Lecturers seek status equality

28th August 2009 at 01:00
Institute for Learning fights "unjust arrangement" with plan to fast- track FE staff for school-teaching qualifications

FE lecturers could be able to transfer their qualifications to schools using a new fast-track system as early as next year, under new proposals from the Institute for Learning (IfL).

With the Training and Development Agency for Schools (TDA) currently consulting on an assessment-only route allowing college staff to gain Qualified Teacher Status (QTS) in schools, the FE teachers' membership body hopes to win support from its schools counterpart.

IfL is due to start talks with the General Teaching Council for England (GTC) next month to try to secure agreement on how to end the long- standing inequality over qualifications.

While QTS, given to schoolteachers after their probationary year, has always allowed an individual to teach in FE, schools cannot reciprocate for college lecturers with Qualified Teacher Learning and Skills (QTLS) awards.

The legislation means they can only be considered unqualified teachers in schools on lower pay unless they retrain, but the two bodies hope to agree on a short assessment programme to make the FE qualifications transferable.

Toni Fazaeli, chief executive of the IfL, said: "It's an unjust arrangement currently.
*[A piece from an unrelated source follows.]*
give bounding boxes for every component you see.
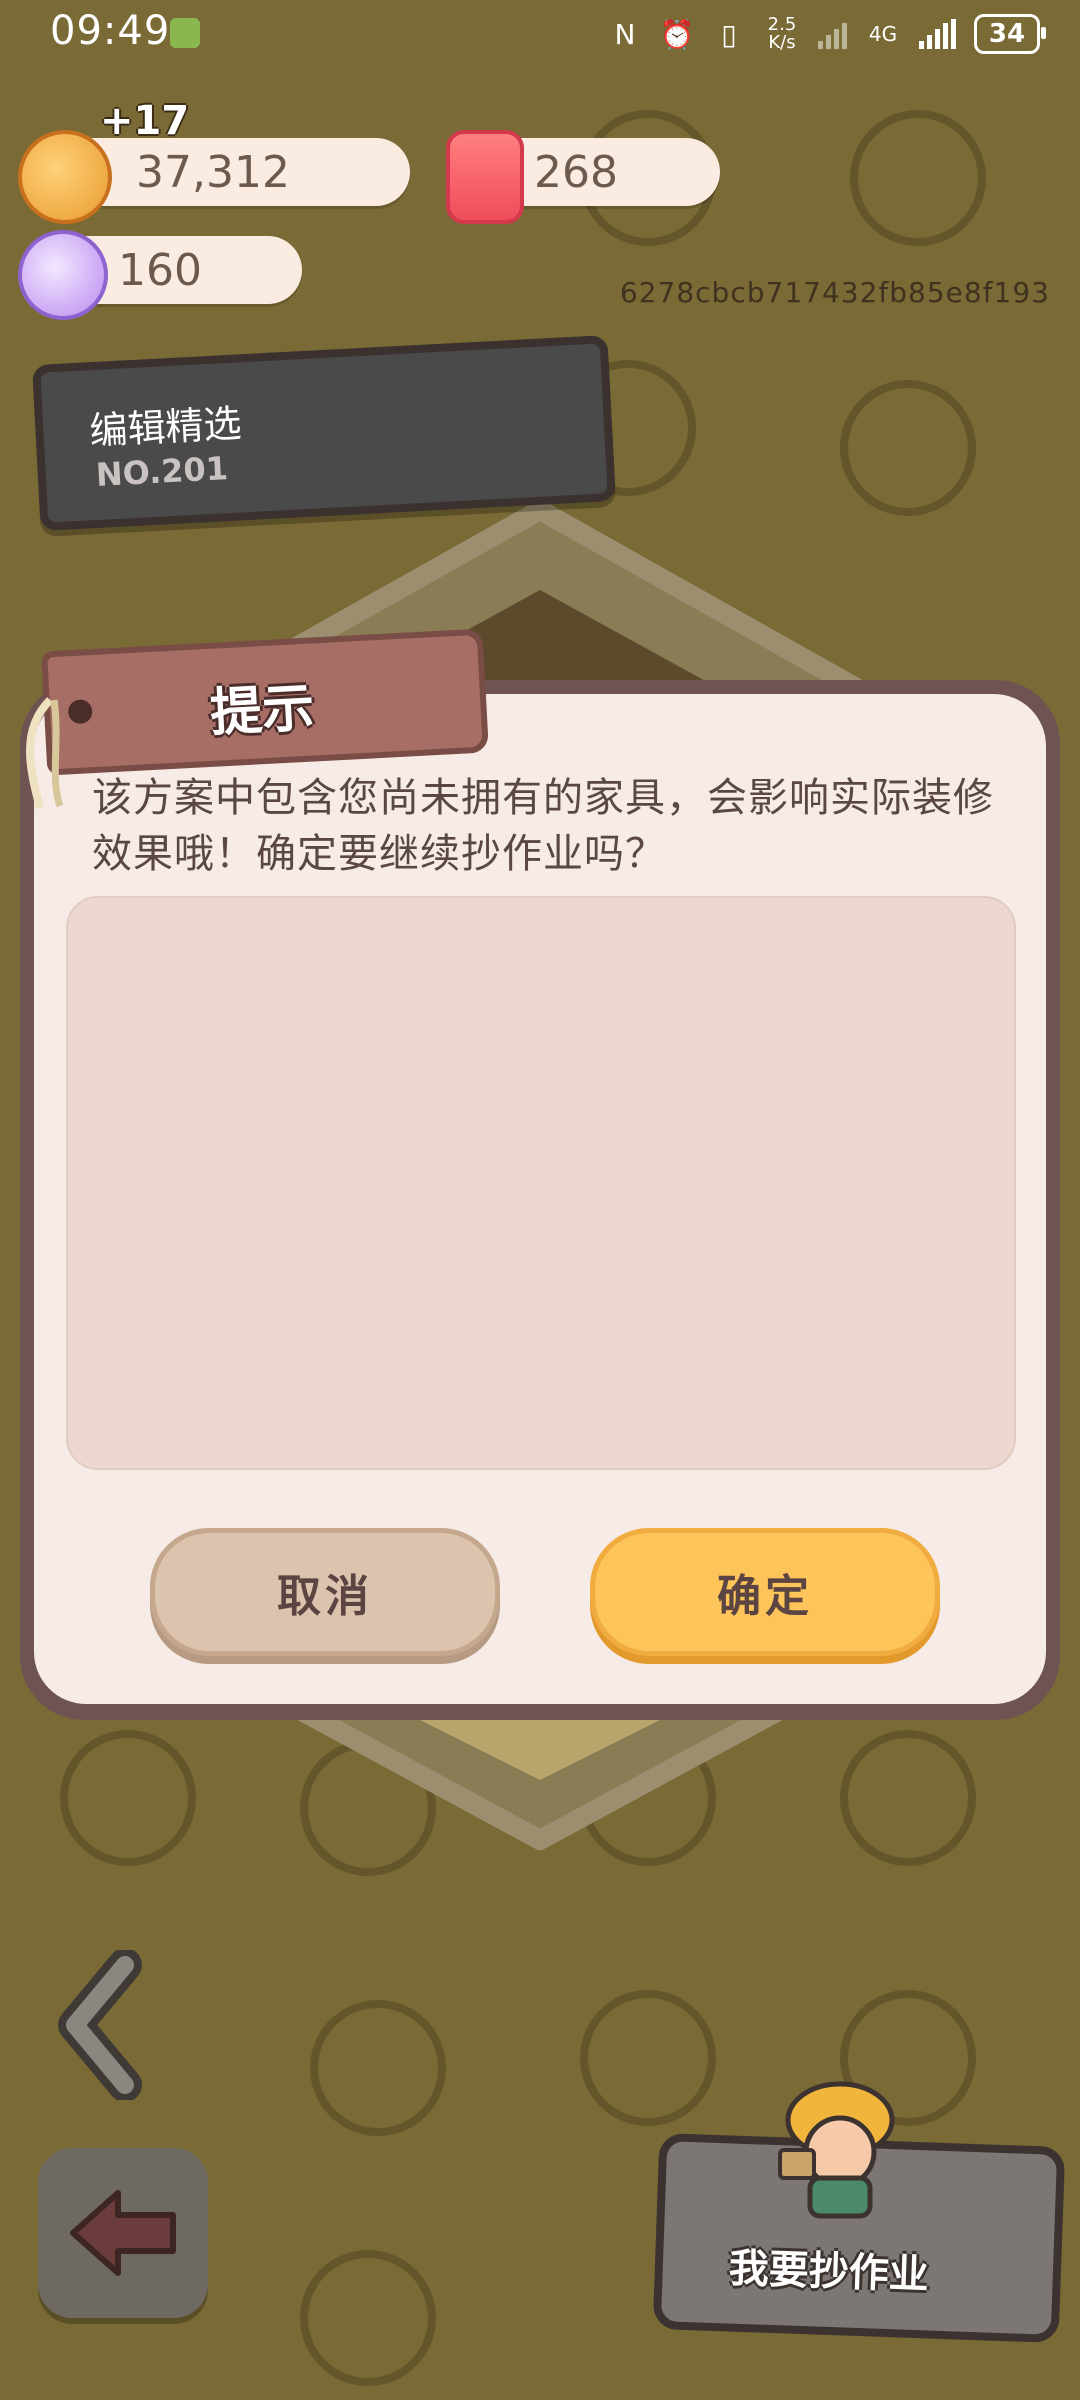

What we hope and what we are expecting is for a rapid assessment route for those with QTLS through to QTS recognition.

"We are being pragmatic. But we think it is helpful to have some kind of orientation programme just as it would be helpful for schoolteachers coming into FE to have orientation on its history, its diversity of qualifications and so on.

"Staff need to know about the national curriculum, behaviour policies and the self-evaluation culture of a school."

Ms Fazaeli said that she hoped the change could be made to allow the first teachers to make the switch in 2010.

A spokeswoman for the GTC said the scope for allowing FE staff to become qualified teachers in schools by assessing them on the job was under consideration.

"As the professional bodies for teachers and trainers in schools and colleges, the GTC and the IfL collaborate closely," she said.

"The TDA is consulting on an assessment-only route to QTS at the moment and the GTC will be responding to the consultation once council members have considered their policy position."

The news comes as Ms Fazaeli carried out work-shadowing last week at Cornwall College with Bex Ferriday, one of the first lecturers to be awarded QTLS.

Ms Fazaeli said that when speaking to teachers in colleges, making a level playing field between qualifications in FE and in schools was often raised as a major concern.

"It came out unprompted as one of the issues that people wanted to talk about," said Ms Fazaeli.

Ms Ferriday, lead teacher at Cornwall College's School of Education and Training, said it had been worthwhile to gain the QTLS award, even though it was not currently accepted in schools and did not necessarily result in better pay.

"Being in teacher education, I meet lots of members of staff in other departments and increasingly they're emailing me to ask how they get QTLS," she said. "It means a lot. It's not about having letters after your name but just feeling like there is status in your skills as a lecturer."